Shields Margot, Tonmyr Lil, Pollock Nathaniel J, Gonzalez Andrea, McKinnon Britt, Joshi Divya, Crompton Lindsay, MacMillan Harriet L
Family Violence Epidemiology Section, Centre for Surveillance and Applied Research, Health Promotion and Chronic Disease Prevention Branch, Public Health Agency of Canada, Ottawa, Ontario, Canada.
Department of Psychiatry & Behavioural Neurosciences, McMaster University, Hamilton, Ontario, Canada.
Prev Med Rep. 2025 Feb 17;51:103011. doi: 10.1016/j.pmedr.2025.103011. eCollection 2025 Mar.
Intimate Partner Violence (IPV) is recognized as a public health problem that has profound negative consequences for physical and mental health and well-being. Previous research has focused primarily on physical and sexual IPV; non-physical IPV has been understudied, particularly among men.
Using data from Statistic Canada's 2018 Survey of Safety in Public and Private Spaces, we examined associations between non-physical IPV and nine heath status variables: fair/poor mental health, fair/poor general health, dissatisfaction with life, pain, use of medication, suicidal thoughts, mood disorder, anxiety disorder, and PTSD.
Women (13.3 %) and men (12.6 %) were equally likely to report non-physical IPV in the past year, often without co-occurring physical/sexual IPV. Bivariate analyses revealed that non-physical IPV increased the risk of reporting all negative health status variables except pain.

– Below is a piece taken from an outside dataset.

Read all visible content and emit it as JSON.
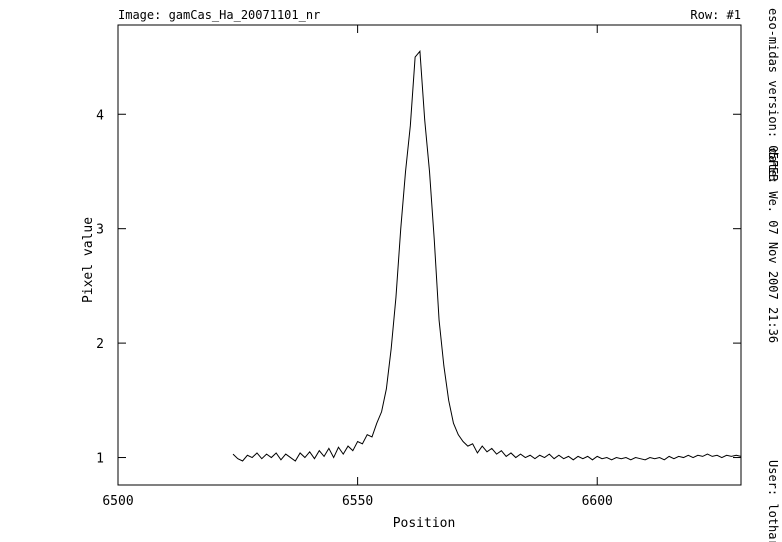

When associations were examined in relation to the frequency of non-physical IPV, a gradient was observed. In multivariable analyses that controlled for potential confounders, most associations observed in the bivariate analyses persisted, but associations were somewhat attenuated when controlling for co-occurring physical/sexual IPV.
Non-physical IPV, particularly if it happens frequently, is strongly associated with negative health, often independent of co-occurring physical/sexual IPV. Longitudinal studies have found that non-physical IPV is a predictor of subsequent physical/sexual IPV, further increasing the risk of negative health. This underscores the importance of specifically addressing non-physical IPV through public health prevention programs and the need for it to be recognized as a form of IPV that is as important as physical and sexual IPV.
亲密伴侣暴力(IPV)被视为一个公共卫生问题,对身心健康及幸福有着深远的负面影响。以往的研究主要集中在身体暴力和性暴力形式的亲密伴侣暴力;非身体暴力形式的亲密伴侣暴力研究不足,尤其是在男性中。
利用加拿大统计局2018年公共和私人空间安全调查的数据,我们研究了非身体暴力形式的亲密伴侣暴力与九个健康状况变量之间的关联:心理健康状况一般/较差、总体健康状况一般/较差、对生活不满意、疼痛、用药情况、自杀念头、情绪障碍、焦虑症和创伤后应激障碍。
在过去一年中,女性(13.3%)和男性(12.6%)报告遭受非身体暴力形式的亲密伴侣暴力的可能性相同,且通常不存在同时发生的身体暴力/性暴力。双变量分析显示,非身体暴力形式的亲密伴侣暴力增加了报告除疼痛外所有负面健康状况变量的风险。当研究与非身体暴力形式的亲密伴侣暴力频率相关的关联时,观察到一种梯度关系。在控制了潜在混杂因素的多变量分析中,双变量分析中观察到的大多数关联仍然存在,但在控制了同时发生的身体暴力/性暴力后,关联有所减弱。
非身体暴力形式的亲密伴侣暴力,尤其是频繁发生时,与负面健康密切相关,通常独立于同时发生的身体暴力/性暴力。纵向研究发现,非身体暴力形式的亲密伴侣暴力是随后身体暴力/性暴力的一个预测因素,进一步增加了负面健康的风险。这凸显了通过公共卫生预防计划专门解决非身体暴力形式的亲密伴侣暴力的重要性,以及将其视为与身体暴力和性暴力同样重要的亲密伴侣暴力形式的必要性。